I have two data frames that I want to merge by the following condition
- A common value between one column between the 2 data frame
.query("CHROM == Chromosome_hg38")
- Region of one value between the regions of the other value
.query('START.between(Gene_start_hg38, Gene_stop_hg38) | END.between(Gene_start_hg38, Gene_stop_hg38)')
These are my data frames:
data = [['chr1', 1,10,'Gene1','ID1'], ['chr2',15,20,'Gene2','ID2'],['chr2',21,40,'Gene3','ID3']]

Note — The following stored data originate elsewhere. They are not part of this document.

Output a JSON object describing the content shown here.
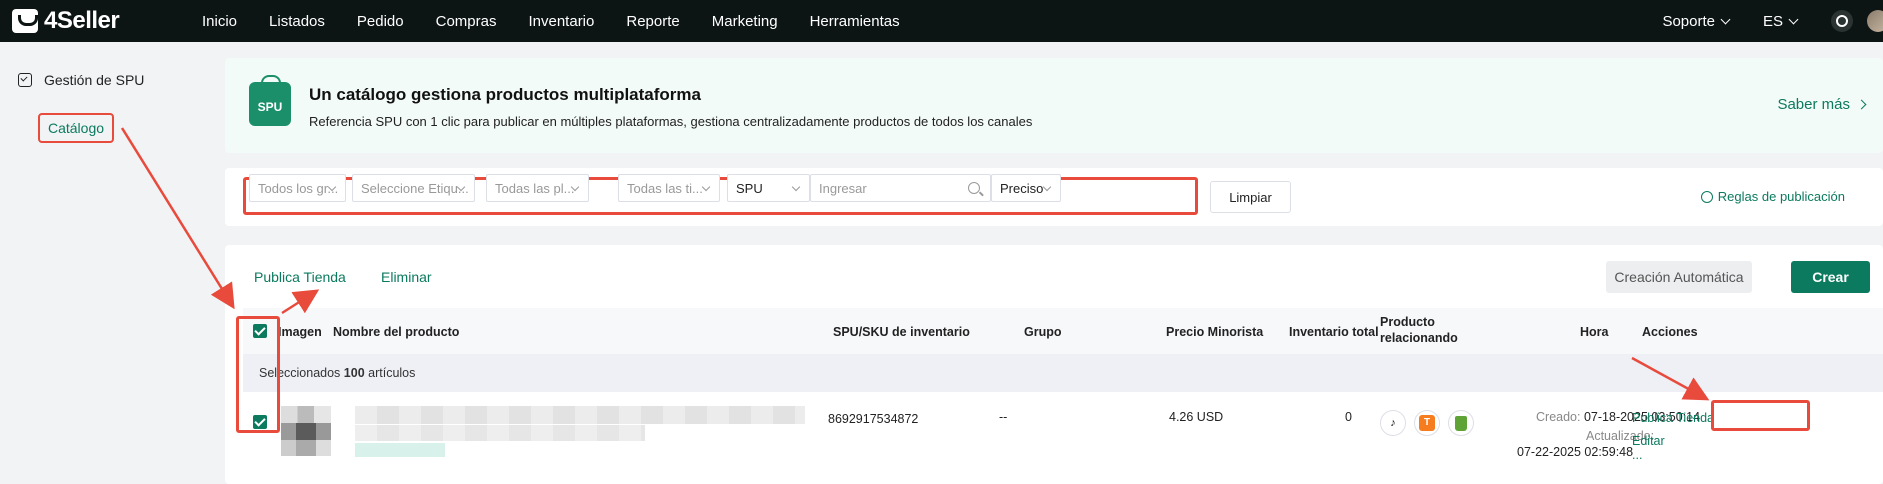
{
  "topbar": {
    "logo": "4Seller",
    "nav": [
      "Inicio",
      "Listados",
      "Pedido",
      "Compras",
      "Inventario",
      "Reporte",
      "Marketing",
      "Herramientas"
    ],
    "support": "Soporte",
    "language": "ES"
  },
  "sidebar": {
    "section": "Gestión de SPU",
    "item": "Catálogo"
  },
  "banner": {
    "icon_label": "SPU",
    "title": "Un catálogo gestiona productos multiplataforma",
    "subtitle": "Referencia SPU con 1 clic para publicar en múltiples plataformas, gestiona centralizadamente productos de todos los canales",
    "learn_more": "Saber más"
  },
  "filters": {
    "group": "Todos los gr...",
    "tags": "Seleccione Etiqu...",
    "platforms": "Todas las pl...",
    "types": "Todas las ti...",
    "search_field": "SPU",
    "search_placeholder": "Ingresar",
    "match": "Preciso",
    "clear": "Limpiar",
    "rules": "Reglas de publicación"
  },
  "actions": {
    "publish_store": "Publica Tienda",
    "delete": "Eliminar",
    "auto_create": "Creación Automática",
    "create": "Crear"
  },
  "table": {
    "headers": {
      "image": "Imagen",
      "name": "Nombre del producto",
      "spu_sku": "SPU/SKU de inventario",
      "group": "Grupo",
      "retail_price": "Precio Minorista",
      "total_inventory": "Inventario total",
      "related_line1": "Producto",
      "related_line2": "relacionando",
      "time": "Hora",
      "actions": "Acciones"
    },
    "selection": {
      "prefix": "Seleccionados",
      "count": "100",
      "suffix": "artículos"
    },
    "rows": [
      {
        "sku": "8692917534872",
        "group": "--",
        "price": "4.26 USD",
        "inventory": "0",
        "created_label": "Creado:",
        "created": "07-18-2025 03:50:14",
        "updated_label": "Actualizado:",
        "updated": "07-22-2025 02:59:48",
        "action_publish": "Publica Tienda",
        "action_edit": "Editar",
        "action_more": "..."
      }
    ]
  },
  "colors": {
    "brand": "#0b7a5e",
    "topbar": "#0d1414",
    "annotation": "#e84a3c"
  }
}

LOUEF = pd.DataFrame(data, columns = ['Chromosome_hg38', 'Gene_start_hg38', 'Gene_stop_hg38','Gene_name','geneID'])
LOUEF
Chromosome_hg38 Gene_start_hg38 Gene_stop_hg38 Gene_name geneID
0 chr1 1 10 Gene1 ID1
1 chr2 15 20 Gene2 ID2
2 chr2 21 40 Gene3 ID3
data2 = [['chr1', 3,11,'location1'], ['chr1',11,17,'location2'],['chr2',20,30,'location3'],['chr2',15,17,'location3'],['chr5',1,19,'location4']]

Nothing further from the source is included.